Sunday, January 30, 2005

Minutiae on Iraq

At In the Agora, Joshua Claybourn writes:
High turnout among the South Africans wasn't seen as the test of the South African elections' legitimacy, and neither should it be the sole test in Iraq.
There are two things that strike me as off about this analogy, one of which is pragmatic, while the other is rooted more in justice. First, the pragmatic: in South Africa, I don't think we were particularly concerned about a civil war or campaign of terror if the white voters were underrepresented. By contrast, this is precisely the concern that drove the movement to postpone the election and has animated many of the dire warnings that the election won't necessarily be a panacea. If Sunnis are greatly underrepresented, this line of argument goes, the citizenry may not feel they have a voice in the government, and may voice their dissatisfaction through violence.

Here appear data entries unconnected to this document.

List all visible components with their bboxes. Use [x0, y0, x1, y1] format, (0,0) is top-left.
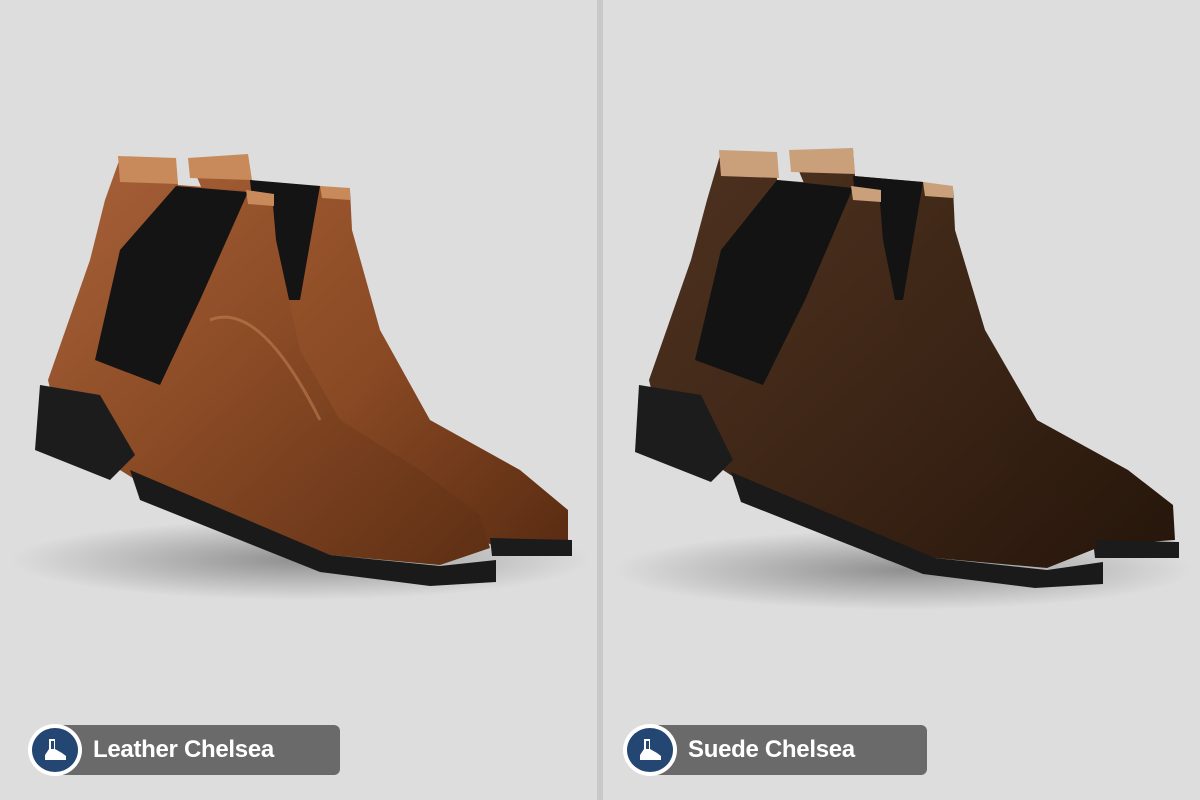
suede-chelsea-boots-image: [613, 148, 1193, 610]
label-pill: Leather Chelsea: [56, 725, 340, 775]
leather-chelsea-boots-image: [10, 154, 590, 600]
leather-chelsea-panel: Leather Chelsea: [0, 0, 597, 800]
badge: [28, 724, 82, 776]
badge: [623, 724, 677, 776]
label-pill: Suede Chelsea: [651, 725, 927, 775]
panel-label: Leather Chelsea: [93, 736, 274, 763]
suede-chelsea-panel: Suede Chelsea: [603, 0, 1200, 800]
chelsea-boot-icon: [32, 728, 78, 772]
comparison-image: Leather Chelsea Suede Chelsea: [0, 0, 1200, 800]
chelsea-boot-icon: [627, 728, 673, 772]
panel-label: Suede Chelsea: [688, 736, 855, 763]
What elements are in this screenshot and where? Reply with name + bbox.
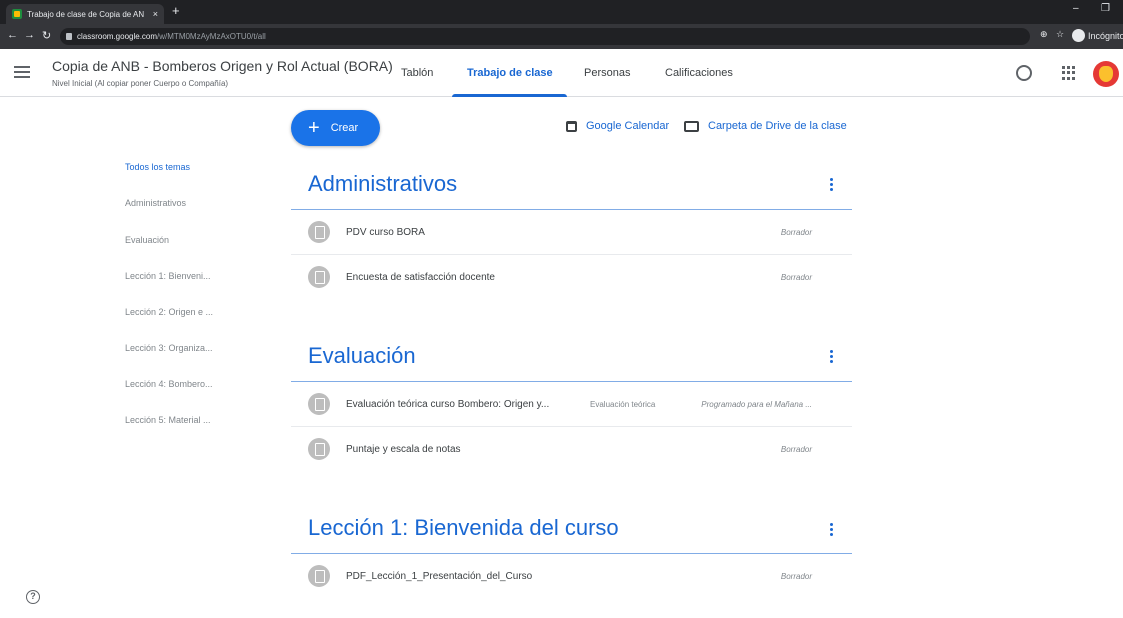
new-tab-button[interactable]: + xyxy=(172,3,180,18)
item-status: Borrador xyxy=(780,273,812,282)
topic-administrativos[interactable]: Administrativos xyxy=(125,198,186,208)
section-divider xyxy=(291,209,852,210)
back-icon[interactable]: ← xyxy=(7,29,18,41)
browser-tab-title: Trabajo de clase de Copia de AN xyxy=(27,9,145,19)
incognito-label: Incógnito xyxy=(1088,30,1123,41)
google-calendar-label: Google Calendar xyxy=(586,120,670,132)
classwork-item[interactable]: PDF_Lección_1_Presentación_del_Curso Bor… xyxy=(291,555,852,599)
section-title-evaluacion: Evaluación xyxy=(308,343,416,368)
classwork-item[interactable]: Evaluación teórica curso Bombero: Origen… xyxy=(291,383,852,427)
assignment-icon xyxy=(308,266,330,288)
account-avatar[interactable] xyxy=(1093,61,1119,87)
address-bar[interactable]: classroom.google.com /w/MTM0MzAyMzAxOTU0… xyxy=(60,28,1030,45)
classwork-item[interactable]: Puntaje y escala de notas Borrador xyxy=(291,428,852,472)
tab-calificaciones[interactable]: Calificaciones xyxy=(665,67,733,79)
item-title: Puntaje y escala de notas xyxy=(346,444,461,455)
bookmark-star-icon[interactable]: ☆ xyxy=(1056,29,1064,40)
plus-icon: + xyxy=(308,117,320,139)
topic-todos-los-temas[interactable]: Todos los temas xyxy=(125,162,190,172)
close-tab-icon[interactable]: × xyxy=(153,9,158,19)
classwork-item[interactable]: PDV curso BORA Borrador xyxy=(291,211,852,255)
topic-leccion-1[interactable]: Lección 1: Bienveni... xyxy=(125,271,211,281)
assignment-icon xyxy=(308,393,330,415)
classroom-favicon-icon xyxy=(12,9,22,19)
restore-window-button[interactable]: ❐ xyxy=(1101,3,1110,14)
more-options-icon[interactable] xyxy=(830,523,833,538)
section-title-administrativos: Administrativos xyxy=(308,171,458,196)
create-button-label: Crear xyxy=(330,122,359,134)
item-status: Borrador xyxy=(780,228,812,237)
active-tab-indicator xyxy=(452,94,567,97)
more-options-icon[interactable] xyxy=(830,350,833,365)
tab-personas[interactable]: Personas xyxy=(584,67,630,79)
zoom-icon[interactable]: ⊕ xyxy=(1040,29,1048,40)
folder-icon xyxy=(684,120,699,132)
more-options-icon[interactable] xyxy=(830,178,833,193)
section-divider xyxy=(291,553,852,554)
item-status: Programado para el Mañana ... xyxy=(701,400,812,409)
drive-folder-button[interactable]: Carpeta de Drive de la clase xyxy=(684,120,847,132)
google-apps-icon[interactable] xyxy=(1062,66,1076,80)
tab-tablon[interactable]: Tablón xyxy=(401,67,433,79)
class-subtitle: Nivel Inicial (Al copiar poner Cuerpo o … xyxy=(52,79,229,88)
section-divider xyxy=(291,381,852,382)
item-title: Evaluación teórica curso Bombero: Origen… xyxy=(346,399,550,410)
class-title[interactable]: Copia de ANB - Bomberos Origen y Rol Act… xyxy=(52,58,393,74)
material-icon xyxy=(308,565,330,587)
material-icon xyxy=(308,221,330,243)
item-title: Encuesta de satisfacción docente xyxy=(346,272,495,283)
item-status: Borrador xyxy=(780,445,812,454)
classroom-header: Copia de ANB - Bomberos Origen y Rol Act… xyxy=(0,49,1123,97)
help-icon[interactable]: ? xyxy=(26,590,40,604)
drive-folder-label: Carpeta de Drive de la clase xyxy=(708,120,847,132)
main-menu-icon[interactable] xyxy=(14,66,30,78)
minimize-window-button[interactable]: – xyxy=(1073,3,1079,14)
topic-leccion-2[interactable]: Lección 2: Origen e ... xyxy=(125,307,213,317)
browser-tab[interactable]: Trabajo de clase de Copia de AN × xyxy=(6,4,164,24)
section-title-leccion-1: Lección 1: Bienvenida del curso xyxy=(308,515,619,540)
incognito-icon xyxy=(1072,29,1085,42)
item-status: Borrador xyxy=(780,572,812,581)
browser-toolbar: ← → ↻ classroom.google.com /w/MTM0MzAyMz… xyxy=(0,24,1123,49)
lock-icon xyxy=(66,33,72,40)
item-title: PDV curso BORA xyxy=(346,227,425,238)
topic-leccion-5[interactable]: Lección 5: Material ... xyxy=(125,415,211,425)
calendar-icon xyxy=(566,120,577,132)
tab-trabajo-de-clase[interactable]: Trabajo de clase xyxy=(467,67,553,79)
topic-leccion-3[interactable]: Lección 3: Organiza... xyxy=(125,343,213,353)
url-host: classroom.google.com xyxy=(77,32,158,41)
browser-tab-strip: Trabajo de clase de Copia de AN × + – ❐ xyxy=(0,0,1123,24)
topic-evaluacion[interactable]: Evaluación xyxy=(125,235,169,245)
forward-icon[interactable]: → xyxy=(24,29,35,41)
topic-leccion-4[interactable]: Lección 4: Bombero... xyxy=(125,379,213,389)
url-path: /w/MTM0MzAyMzAxOTU0/t/all xyxy=(157,32,266,41)
material-icon xyxy=(308,438,330,460)
reload-icon[interactable]: ↻ xyxy=(42,29,51,42)
settings-gear-icon[interactable] xyxy=(1016,65,1032,81)
incognito-indicator[interactable]: Incógnito xyxy=(1072,29,1123,42)
item-title: PDF_Lección_1_Presentación_del_Curso xyxy=(346,571,533,582)
classwork-item[interactable]: Encuesta de satisfacción docente Borrado… xyxy=(291,256,852,300)
create-button[interactable]: + Crear xyxy=(291,110,380,146)
item-topic: Evaluación teórica xyxy=(590,400,656,409)
google-calendar-button[interactable]: Google Calendar xyxy=(566,120,669,132)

It's the logical corollary of Bush's 'transformative power of democracy' thesis, which holds that if people gain a voice via democracy, they'll channel their energies peacefully. What I find interesting is that the reasoning of many on the left about legitimacy tacitly makes use of Bush's logic. It only challenges the facts on the ground while accepting the force of that logic.

If nothing else, that goes to show that Bush really does have command of the terms of the public discourse.

The second reason I don't find the analogy particularly apt derives from our sense of just-desserts. If the whites in South Africa were underrepresented, well, sucks to be them. In other words, since so many whites directly benefited from apartheid, there's a certain retributive justice in their subsequent disenfranchisement. I've found that my intuitions don't always match up with everyone's, but in this case, if Sunnis don't vote for whatever reason, I have a feeling that the reaction is more likely to be (and should be) 'that's not good,' rather than 'sucks to be them'.